What makes an influencer is a million dollar question given how the market for buying (and selling) influence is booming. I was pondering this when I saw a list of power women being launched. A search of “most powerful women” produces multiple lists, with a good overlap of names. The criteria are a bit fuzzy as we are confusing wealth and company revenue with being powerful and influential. I’m all for being powerful but it would help to define the word a little more clearly so that more women can work towards getting there.
On the other hand, search for influencers throws up a different bunch of names with hardly any overlap. Oops!
Is power what makes an influencer real
True power is being influential.
When you’re able to change the way people think about something, someone or some place you are influential. We have to go beyond just followers or wealth and talk about whether the person or brand is changing lives, and at what scale.
What makes an influencer a powerful brand
What makes an influencer brand is also power. If you’re not changing the way I do something or look at someone or something then you are not influential. When a brand like Swiggy tries to reposition how we refer to delivery folks through an ad it is making a stab at staying influential. Or when they try to make us see the city differently, it is a power play though we may not realize it.
Continuous influencing is required to stay powerful
Yes, they’ve already been influential in changing the way we purchase food, but that’s now in the past and the accepted new normal. To stay influential they have to continue to change the way we do things and think about things.
Ditto influencers. If they haven’t changed my mind recently, they are as useful as last season’s mangoes.

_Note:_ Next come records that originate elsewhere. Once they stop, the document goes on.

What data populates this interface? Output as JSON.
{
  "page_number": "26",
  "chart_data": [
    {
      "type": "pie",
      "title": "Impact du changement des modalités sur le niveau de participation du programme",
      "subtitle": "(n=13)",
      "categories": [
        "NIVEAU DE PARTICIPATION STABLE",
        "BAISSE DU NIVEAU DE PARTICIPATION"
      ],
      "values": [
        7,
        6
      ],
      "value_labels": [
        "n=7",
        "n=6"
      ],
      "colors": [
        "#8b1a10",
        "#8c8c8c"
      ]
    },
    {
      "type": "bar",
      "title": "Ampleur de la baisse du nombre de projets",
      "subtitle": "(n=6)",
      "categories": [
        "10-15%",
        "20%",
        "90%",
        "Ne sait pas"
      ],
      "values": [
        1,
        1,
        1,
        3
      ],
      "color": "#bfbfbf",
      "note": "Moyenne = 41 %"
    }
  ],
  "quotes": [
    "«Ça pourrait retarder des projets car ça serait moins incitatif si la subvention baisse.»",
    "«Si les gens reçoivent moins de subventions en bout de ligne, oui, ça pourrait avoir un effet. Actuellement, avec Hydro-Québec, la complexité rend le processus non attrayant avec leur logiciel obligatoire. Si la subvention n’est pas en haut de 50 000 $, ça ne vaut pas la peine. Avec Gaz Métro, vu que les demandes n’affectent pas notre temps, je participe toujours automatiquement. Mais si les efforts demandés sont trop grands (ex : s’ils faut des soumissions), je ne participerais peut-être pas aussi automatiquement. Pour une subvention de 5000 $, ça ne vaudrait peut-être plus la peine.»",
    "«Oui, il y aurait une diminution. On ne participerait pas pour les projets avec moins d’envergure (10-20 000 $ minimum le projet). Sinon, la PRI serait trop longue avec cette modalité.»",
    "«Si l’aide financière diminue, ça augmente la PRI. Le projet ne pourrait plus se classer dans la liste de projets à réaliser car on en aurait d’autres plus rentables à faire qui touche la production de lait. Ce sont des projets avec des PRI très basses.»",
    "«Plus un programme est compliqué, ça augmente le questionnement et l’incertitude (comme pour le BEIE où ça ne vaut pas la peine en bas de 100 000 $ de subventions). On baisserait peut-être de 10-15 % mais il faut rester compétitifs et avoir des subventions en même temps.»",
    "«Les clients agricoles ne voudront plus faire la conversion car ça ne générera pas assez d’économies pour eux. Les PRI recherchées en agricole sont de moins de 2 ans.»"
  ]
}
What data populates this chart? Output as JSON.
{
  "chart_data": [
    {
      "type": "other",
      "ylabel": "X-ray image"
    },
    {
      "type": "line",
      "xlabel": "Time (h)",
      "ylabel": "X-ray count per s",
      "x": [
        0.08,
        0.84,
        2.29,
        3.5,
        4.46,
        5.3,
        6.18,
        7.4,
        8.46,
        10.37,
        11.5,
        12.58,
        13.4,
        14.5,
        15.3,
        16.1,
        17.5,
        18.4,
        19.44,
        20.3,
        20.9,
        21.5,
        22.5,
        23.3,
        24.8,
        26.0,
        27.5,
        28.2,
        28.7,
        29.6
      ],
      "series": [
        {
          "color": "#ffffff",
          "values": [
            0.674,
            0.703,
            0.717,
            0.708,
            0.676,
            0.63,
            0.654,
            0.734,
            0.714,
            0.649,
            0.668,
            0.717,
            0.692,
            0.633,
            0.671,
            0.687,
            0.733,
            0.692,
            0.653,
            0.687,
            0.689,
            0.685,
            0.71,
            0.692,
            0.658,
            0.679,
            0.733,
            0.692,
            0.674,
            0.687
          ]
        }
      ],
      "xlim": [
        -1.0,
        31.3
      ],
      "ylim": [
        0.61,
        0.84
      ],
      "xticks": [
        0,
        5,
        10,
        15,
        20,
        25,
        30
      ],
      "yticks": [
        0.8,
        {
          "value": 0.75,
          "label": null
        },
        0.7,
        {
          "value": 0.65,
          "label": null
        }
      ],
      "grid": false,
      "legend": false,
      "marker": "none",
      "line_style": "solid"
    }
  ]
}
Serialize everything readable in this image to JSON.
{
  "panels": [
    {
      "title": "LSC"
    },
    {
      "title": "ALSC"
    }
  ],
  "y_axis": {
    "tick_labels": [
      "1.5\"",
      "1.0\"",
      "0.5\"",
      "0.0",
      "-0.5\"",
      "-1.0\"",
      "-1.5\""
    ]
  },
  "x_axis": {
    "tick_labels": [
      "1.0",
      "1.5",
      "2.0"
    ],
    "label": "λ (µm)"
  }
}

Clients often ask me whether it is necessary to have a weekly publishing schedule. If you wish to be an influencer, yes, because less often makes the likelihood that you will change perceptions rather slim.
Conclusion
To be an influencer, you have to change people’s minds and/or hearts. If you are a marketer then, to answer the question of what makes an influencer you have to ask yourself:
- Does this person or brand have a point of view
- In the recent past has the influencer changed their followers’ mind
- Is the “change of mind” related to an area that my brand is interested in
- How often does the influencer change people’s minds
- How many people do they change
As a marketer you might say that I want my influencer or brand to just say the same thing, over and over again! I don’t want it or them to change any minds. Then, my friend, you may as well resort to good old fashioned advertising which will communicate with consistency.